All configuration for a CuratorKIT pipeline in one place.

Minimal usage — just the dataset name: config = CuratorConfig(dataset="Anthropic/hh-rlhf")

LLM generation usage

config = CuratorConfig( dataset="docs/handbook.pdf", llm_model="openai/gpt-4o-mini", generation_task="qa", )

The rest has sensible defaults. Override only what you need.

── Source ────────────────────────────────────────────────────────────────── dataset HF Hub name, local file path, or list of either. Supported file types: .jsonl .json .csv .tsv .parquet .pdf Examples: "Anthropic/hh-rlhf" "data/my_data.jsonl" "docs/handbook.pdf" ["tatsu-lab/alpaca", "data/extra.jsonl"]

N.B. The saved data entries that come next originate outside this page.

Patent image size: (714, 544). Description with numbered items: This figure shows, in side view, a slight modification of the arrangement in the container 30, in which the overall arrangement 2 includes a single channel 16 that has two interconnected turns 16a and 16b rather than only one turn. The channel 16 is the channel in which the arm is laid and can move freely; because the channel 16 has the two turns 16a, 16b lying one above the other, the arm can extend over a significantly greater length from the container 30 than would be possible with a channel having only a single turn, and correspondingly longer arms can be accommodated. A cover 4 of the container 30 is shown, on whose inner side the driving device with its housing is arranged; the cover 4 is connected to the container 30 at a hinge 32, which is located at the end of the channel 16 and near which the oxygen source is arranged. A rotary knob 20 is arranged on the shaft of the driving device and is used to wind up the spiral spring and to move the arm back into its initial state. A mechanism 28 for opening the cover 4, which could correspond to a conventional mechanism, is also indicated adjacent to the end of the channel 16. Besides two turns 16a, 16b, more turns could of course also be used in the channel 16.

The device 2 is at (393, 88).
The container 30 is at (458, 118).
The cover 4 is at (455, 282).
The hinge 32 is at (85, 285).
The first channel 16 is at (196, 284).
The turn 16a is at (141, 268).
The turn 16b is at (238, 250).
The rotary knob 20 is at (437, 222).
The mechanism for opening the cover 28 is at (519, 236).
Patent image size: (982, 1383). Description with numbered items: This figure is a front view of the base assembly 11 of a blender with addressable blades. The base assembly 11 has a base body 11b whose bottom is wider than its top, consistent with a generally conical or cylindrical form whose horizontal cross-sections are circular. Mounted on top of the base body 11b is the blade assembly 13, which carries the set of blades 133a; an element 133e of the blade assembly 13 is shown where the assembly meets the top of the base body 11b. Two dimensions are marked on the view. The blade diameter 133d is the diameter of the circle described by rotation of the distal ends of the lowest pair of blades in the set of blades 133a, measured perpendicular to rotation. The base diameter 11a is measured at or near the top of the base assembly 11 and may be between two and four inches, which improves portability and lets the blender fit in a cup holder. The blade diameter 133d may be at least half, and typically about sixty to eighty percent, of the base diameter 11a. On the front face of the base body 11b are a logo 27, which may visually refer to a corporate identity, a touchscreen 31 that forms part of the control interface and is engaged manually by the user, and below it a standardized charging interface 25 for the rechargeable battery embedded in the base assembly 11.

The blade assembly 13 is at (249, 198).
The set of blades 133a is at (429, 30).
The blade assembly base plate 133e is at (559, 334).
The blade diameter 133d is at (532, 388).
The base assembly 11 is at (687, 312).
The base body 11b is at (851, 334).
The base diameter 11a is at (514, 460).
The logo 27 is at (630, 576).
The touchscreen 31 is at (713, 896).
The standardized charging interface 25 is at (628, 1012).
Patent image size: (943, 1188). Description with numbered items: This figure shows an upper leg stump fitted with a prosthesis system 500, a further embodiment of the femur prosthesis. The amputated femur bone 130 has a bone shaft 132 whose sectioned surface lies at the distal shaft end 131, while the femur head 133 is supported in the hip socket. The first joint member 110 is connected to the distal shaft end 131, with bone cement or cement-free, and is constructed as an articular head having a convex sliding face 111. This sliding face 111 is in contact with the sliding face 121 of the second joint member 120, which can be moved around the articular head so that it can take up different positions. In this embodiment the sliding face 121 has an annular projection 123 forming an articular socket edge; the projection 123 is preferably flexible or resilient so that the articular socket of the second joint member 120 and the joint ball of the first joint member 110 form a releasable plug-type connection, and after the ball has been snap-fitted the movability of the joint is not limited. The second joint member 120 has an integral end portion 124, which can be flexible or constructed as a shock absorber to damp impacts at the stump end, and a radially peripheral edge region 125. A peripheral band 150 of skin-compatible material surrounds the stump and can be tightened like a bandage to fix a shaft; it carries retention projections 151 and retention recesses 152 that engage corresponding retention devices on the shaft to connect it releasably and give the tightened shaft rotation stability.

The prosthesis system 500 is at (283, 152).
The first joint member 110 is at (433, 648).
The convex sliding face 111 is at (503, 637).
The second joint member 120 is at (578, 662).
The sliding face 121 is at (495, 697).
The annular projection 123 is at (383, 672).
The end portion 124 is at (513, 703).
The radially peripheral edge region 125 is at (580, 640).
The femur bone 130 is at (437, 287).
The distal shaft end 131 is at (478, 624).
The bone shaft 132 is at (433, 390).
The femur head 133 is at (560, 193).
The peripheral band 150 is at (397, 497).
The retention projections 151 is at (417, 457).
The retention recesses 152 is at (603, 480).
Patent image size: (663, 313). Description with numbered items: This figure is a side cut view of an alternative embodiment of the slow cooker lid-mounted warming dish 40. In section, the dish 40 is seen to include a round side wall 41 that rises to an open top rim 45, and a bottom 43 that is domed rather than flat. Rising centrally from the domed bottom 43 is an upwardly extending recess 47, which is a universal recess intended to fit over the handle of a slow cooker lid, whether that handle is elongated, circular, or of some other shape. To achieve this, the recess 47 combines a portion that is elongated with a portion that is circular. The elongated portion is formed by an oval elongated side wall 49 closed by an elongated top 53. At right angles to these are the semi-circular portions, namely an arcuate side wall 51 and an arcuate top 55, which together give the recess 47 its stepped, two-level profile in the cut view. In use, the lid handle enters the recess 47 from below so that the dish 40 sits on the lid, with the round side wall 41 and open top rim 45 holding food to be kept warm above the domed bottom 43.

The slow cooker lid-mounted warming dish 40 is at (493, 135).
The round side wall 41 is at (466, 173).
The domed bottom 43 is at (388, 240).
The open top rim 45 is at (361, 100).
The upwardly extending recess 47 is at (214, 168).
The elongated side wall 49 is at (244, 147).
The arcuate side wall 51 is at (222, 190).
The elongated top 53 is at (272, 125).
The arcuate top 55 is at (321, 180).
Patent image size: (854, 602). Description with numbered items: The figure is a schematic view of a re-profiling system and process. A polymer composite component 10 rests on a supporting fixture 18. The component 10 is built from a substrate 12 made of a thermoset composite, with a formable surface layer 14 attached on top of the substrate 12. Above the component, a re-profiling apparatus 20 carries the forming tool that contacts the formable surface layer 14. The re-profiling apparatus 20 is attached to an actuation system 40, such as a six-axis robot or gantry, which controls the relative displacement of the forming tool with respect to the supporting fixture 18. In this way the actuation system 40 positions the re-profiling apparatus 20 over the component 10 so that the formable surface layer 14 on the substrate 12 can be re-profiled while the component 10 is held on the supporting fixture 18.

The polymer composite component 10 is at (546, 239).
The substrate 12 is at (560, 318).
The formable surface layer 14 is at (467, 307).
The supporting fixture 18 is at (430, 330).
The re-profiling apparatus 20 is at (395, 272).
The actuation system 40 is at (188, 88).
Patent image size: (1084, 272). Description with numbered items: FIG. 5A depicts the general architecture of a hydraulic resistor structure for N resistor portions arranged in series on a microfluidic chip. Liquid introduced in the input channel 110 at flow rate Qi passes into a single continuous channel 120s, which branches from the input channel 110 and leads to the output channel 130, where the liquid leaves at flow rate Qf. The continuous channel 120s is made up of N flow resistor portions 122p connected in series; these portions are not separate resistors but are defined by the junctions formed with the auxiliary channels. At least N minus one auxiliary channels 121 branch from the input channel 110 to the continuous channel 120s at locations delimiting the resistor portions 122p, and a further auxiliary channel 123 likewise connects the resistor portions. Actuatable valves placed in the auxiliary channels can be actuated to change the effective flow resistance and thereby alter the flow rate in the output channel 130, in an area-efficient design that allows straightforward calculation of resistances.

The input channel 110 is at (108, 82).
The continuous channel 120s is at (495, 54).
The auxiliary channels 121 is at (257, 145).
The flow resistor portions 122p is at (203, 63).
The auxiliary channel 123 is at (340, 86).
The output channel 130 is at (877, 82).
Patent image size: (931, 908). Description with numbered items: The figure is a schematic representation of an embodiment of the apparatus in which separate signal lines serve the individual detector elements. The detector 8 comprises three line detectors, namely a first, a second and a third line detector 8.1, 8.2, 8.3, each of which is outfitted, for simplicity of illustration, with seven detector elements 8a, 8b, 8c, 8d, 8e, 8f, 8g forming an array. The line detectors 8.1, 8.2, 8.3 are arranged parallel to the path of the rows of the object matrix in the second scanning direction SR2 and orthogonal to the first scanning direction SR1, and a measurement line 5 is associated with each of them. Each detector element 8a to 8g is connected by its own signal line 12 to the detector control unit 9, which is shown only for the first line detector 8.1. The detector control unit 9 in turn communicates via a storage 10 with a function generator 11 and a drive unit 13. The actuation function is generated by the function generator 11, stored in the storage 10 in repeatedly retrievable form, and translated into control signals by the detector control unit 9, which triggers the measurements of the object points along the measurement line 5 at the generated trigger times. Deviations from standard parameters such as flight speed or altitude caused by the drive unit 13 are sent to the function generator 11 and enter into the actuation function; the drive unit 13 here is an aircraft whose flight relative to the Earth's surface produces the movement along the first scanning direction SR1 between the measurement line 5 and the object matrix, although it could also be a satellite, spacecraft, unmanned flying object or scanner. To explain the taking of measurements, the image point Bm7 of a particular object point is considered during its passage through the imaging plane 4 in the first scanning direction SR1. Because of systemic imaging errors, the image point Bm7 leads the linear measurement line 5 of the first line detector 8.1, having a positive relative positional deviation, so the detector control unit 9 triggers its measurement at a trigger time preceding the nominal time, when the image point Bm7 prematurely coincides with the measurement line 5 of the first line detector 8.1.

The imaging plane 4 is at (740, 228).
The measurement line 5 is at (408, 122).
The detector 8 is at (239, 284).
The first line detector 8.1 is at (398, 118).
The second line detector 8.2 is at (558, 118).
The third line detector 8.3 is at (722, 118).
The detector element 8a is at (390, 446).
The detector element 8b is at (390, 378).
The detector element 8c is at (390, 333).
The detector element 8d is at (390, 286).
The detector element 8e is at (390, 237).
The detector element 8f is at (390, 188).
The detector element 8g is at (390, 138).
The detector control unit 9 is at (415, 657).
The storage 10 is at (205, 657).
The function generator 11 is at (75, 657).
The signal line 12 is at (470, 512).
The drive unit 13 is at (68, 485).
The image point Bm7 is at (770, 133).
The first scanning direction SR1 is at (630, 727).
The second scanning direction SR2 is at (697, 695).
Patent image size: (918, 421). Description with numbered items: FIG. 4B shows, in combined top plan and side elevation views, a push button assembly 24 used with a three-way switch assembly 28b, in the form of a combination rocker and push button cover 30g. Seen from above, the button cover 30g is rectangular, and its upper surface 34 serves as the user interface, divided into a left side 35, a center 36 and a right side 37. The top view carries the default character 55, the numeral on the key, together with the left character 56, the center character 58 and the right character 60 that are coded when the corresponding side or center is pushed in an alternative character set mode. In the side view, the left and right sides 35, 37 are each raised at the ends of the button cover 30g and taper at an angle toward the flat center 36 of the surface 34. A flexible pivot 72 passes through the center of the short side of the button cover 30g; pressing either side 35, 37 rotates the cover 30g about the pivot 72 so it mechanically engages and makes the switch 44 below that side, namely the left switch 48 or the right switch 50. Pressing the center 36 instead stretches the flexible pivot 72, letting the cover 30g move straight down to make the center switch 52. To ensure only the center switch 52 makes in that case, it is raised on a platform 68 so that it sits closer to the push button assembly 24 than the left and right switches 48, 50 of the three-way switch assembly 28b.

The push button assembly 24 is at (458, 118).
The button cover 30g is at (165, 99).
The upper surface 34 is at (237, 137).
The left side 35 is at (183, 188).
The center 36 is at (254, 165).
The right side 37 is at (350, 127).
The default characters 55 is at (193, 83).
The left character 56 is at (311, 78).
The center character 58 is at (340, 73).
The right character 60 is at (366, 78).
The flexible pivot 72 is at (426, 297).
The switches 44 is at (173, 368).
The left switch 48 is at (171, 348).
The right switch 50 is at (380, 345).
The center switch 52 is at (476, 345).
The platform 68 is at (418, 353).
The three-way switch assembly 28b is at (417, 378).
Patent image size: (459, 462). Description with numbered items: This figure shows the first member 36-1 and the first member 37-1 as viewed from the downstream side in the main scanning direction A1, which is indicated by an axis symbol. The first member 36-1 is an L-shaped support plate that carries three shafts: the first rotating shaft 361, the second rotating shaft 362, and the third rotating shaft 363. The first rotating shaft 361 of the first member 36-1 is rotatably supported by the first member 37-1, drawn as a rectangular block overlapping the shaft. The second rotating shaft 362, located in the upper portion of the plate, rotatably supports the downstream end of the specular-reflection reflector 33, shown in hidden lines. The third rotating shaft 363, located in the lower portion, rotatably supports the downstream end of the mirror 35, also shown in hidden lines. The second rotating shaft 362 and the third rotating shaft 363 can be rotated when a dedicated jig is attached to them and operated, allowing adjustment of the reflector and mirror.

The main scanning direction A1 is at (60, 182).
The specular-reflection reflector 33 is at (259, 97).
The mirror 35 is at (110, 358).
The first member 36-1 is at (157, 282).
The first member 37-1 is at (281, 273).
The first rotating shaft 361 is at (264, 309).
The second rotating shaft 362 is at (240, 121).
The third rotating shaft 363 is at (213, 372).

── LLM configuration ─────────────────────────────────────────────────────── llm_model LiteLLM model string. Default None (no generation). Examples: "openai/gpt-4o-mini", "anthropic/claude-sonnet-4-20250514", "ollama/llama3" llm_temperature Temperature for generation. Default 0.7. llm_max_tokens Max tokens per LLM call. Default 1024. llm_api_key API key override. Falls back to env var. llm_api_base Custom API base URL (for vLLM, Ollama, etc.) llm_concurrency Async worker pool size. Default 10.

── LLM generation ────────────────────────────────────────────────────────── generation_task Task type: "qa" | "preference" | "grpo" | "multiturn" | "evol" | "cot" | None (no generation). num_questions QA: questions per chunk. Default 3. num_responses GRPO: responses per prompt. Default 4. num_turns MultiTurn: turn pairs. Default 3. num_evolutions EvolInstruct: evolutions per instruction. Default 1. difficulty QA: "easy" | "medium" | "hard". Default "medium".

── Quality gates ─────────────────────────────────────────────────────────── hallucination_threshold Grounding score threshold. None = gate off (default). Set a float (e.g. 0.7) to enable the hallucination gate. reward_threshold Drop samples below this quality score. Default None (off). reward_dimensions Quality dimensions to evaluate. diversity_threshold Drop samples above this similarity. Default None (off).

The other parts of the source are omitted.